Ob ein solches globalisierungskritisches Engagement tatsächlich sinnvoll oder aussichtsreich ist, muss das Finanzamt nicht beurteilen. Immerhin hat es aber den Verein mit den in seiner Satzung entsprechend festgeschriebenen Zielen für gemeinnützig anerkannt. Wie man solche Ziele allein mit unpolitischen Aktionen verfolgt, ist die Frage. Finanzämter und steuerrechtliche Lehre halten dies für möglich, ja sie fordern es. Um den gesetzlichen Bedingungen zu genügen, müssen auch Vereine wie Attac den unpolitischen Charakter ihres öffentlichen Engagements betonen. Unübersehbar aber ist, dass sich hier ein Dilemma auftut, dessen sich eine problembewusste Rechtsprechung annehmen muss (siehe "Aktivismus unerwünscht", SZ vom 15. Februar).

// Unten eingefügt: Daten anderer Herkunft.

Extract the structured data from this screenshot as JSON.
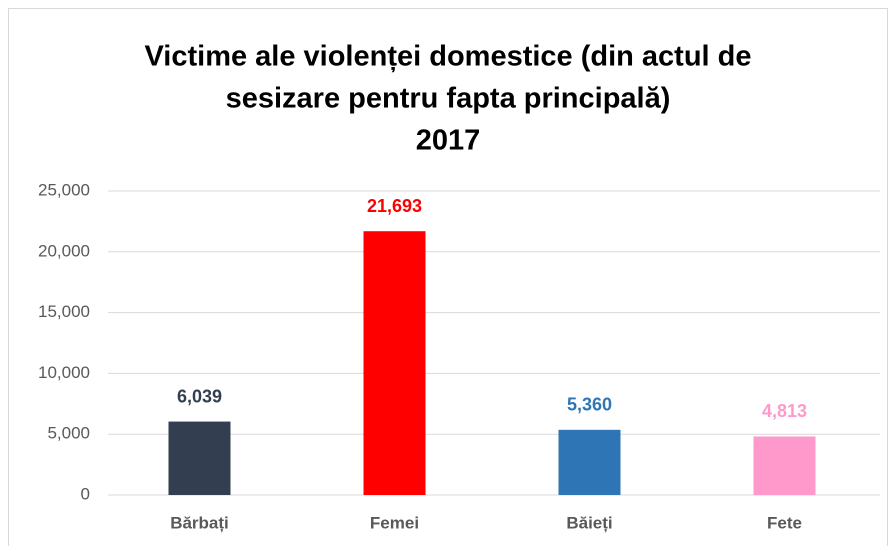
{
  "chart_data": {
    "type": "bar",
    "title": [
      "Victime ale violenței domestice (din actul de",
      "sesizare pentru fapta principală)",
      "2017"
    ],
    "categories": [
      "Bărbați",
      "Femei",
      "Băieți",
      "Fete"
    ],
    "values": [
      6039,
      21693,
      5360,
      4813
    ],
    "value_labels": [
      "6,039",
      "21,693",
      "5,360",
      "4,813"
    ],
    "colors": [
      "#333f50",
      "#ff0000",
      "#2e75b6",
      "#ff99cc"
    ],
    "ylim": [
      0,
      25000
    ],
    "yticks": [
      0,
      {
        "value": 5000,
        "label": "5,000"
      },
      {
        "value": 10000,
        "label": "10,000"
      },
      {
        "value": 15000,
        "label": "15,000"
      },
      {
        "value": 20000,
        "label": "20,000"
      },
      {
        "value": 25000,
        "label": "25,000"
      }
    ],
    "grid": true
  }
}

Immerhin gibt es ein, zwei höchstrichterliche Entscheidungen, die zumindest eine gewisse Öffnung zur unvermeidlichen politischen Dimension solcher gemeinnütziger Aktivitäten zulassen. Im vorigen Jahr hat sich eine Allianz "Rechtssicherheit für politische Willensbildung" gebildet, die sich für eine problem- und zeitgemäße Interpretation des Gemeinnützigkeitsrechts einsetzt. Zu ihr gehören neben Attac viele namhafte NGOs wie Brot für die Welt, Amnesty International, Oxfam oder Terre des Hommes, deren Gemeinnützigkeit niemand bezweifelt.